Yen rises on risk aversion, dollar advances
NEW YORK (Reuters) - The yen rose broadly on Tuesday by falling global stock markets, making clear progress in risk aversion as investors headed into the Japanese currency, lower performance and considered safer.
The risk appetite has been driven by an employment report better than expected in the United States on Friday that knocked the yen to its lowest in two weeks against the euro and the dollar.
But the drop in world stock markets on Tuesday led to a change in direction of the yen, while the dollar was supported after China said it was committed to buying U.S. Treasuries.
"The combination of today's transactions of risk aversion and repatriation of yen have been key drivers in the last 12 hours," said Camilla Sutton, currency strategist at Scotia Capital.
Traders said Japanese exporters were actively buying the yen market and was likely an increase in demand for Japan's currency near the end of the fiscal year in Japan on March 31.
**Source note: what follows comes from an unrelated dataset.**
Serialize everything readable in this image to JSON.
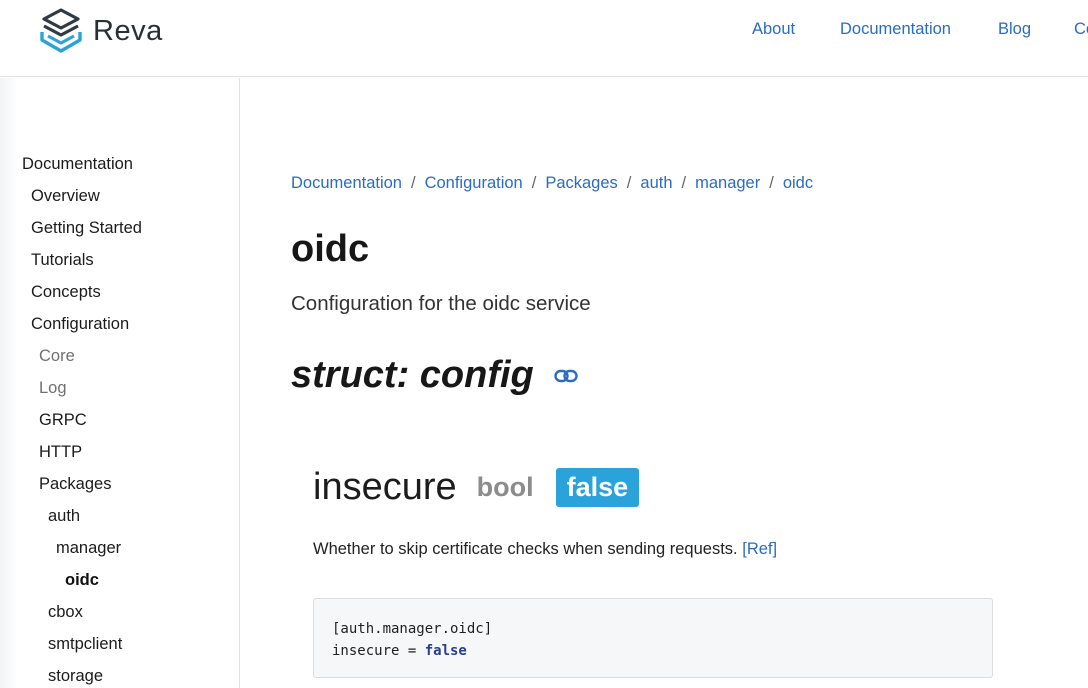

"The feeling is we're starting to see repatriation flows to Japan at the end of the fiscal year. I think the yen will remain positive in the coming weeks as Japanese companies bring money back home," said currency strategist at RBC Adam Cole.
However, further gains for the yen may be limited by speculation that the Bank of Japan take further steps to ease monetary policy.
In early trading in New York market, the dollar / yen was trading down 0.6 percent at 89.70 yen.
The yen rose 0.9 percent against the Canadian dollar, 1.2 percent against the Swiss franc, 1.2 percent against the euro and 1.4 percent against the pound sterling.
Meanwhile, the dollar index, a calculation on the performance of the greenback against a basket of major currencies, rose 0.5 percent to 80.814.
China, which has the largest currency reserves in the world, on Tuesday renewed its commitment to the U.S. Treasury market.
The head of China's monetary regulation, Yi Gang said the country would attract more capital flows this year, partly reflecting expectations for a stronger yuan, stressing that "the U.S. Treasury market is important to us."
China's comments "should provide the dollar more support in the near future," said Sutton.
The pound was under strong pressure, coming down to a one-week low against the dollar after the credit rating agency Fitch said the British credit profile has deteriorated.
Against the dollar, the pound was off nearly 0.8 percent to $ 1.4943.
The euro fell nearly 0.6 percent against the dollar at $ 1.3545, with continued concerns about the payment of debt in some euro zone countries such as Greece and Portugal.
Fitch Ratings said Tuesday it still had a negative outlook on the rating of "AA" in Portugal and studied the details of the new austerity plan announced on Monday in Lisbon.
Greece has been a heavy burden for the euro in 2010, and the single currency has lost 5.4 percent against the dollar so far this year and 8.6 percent against the yen.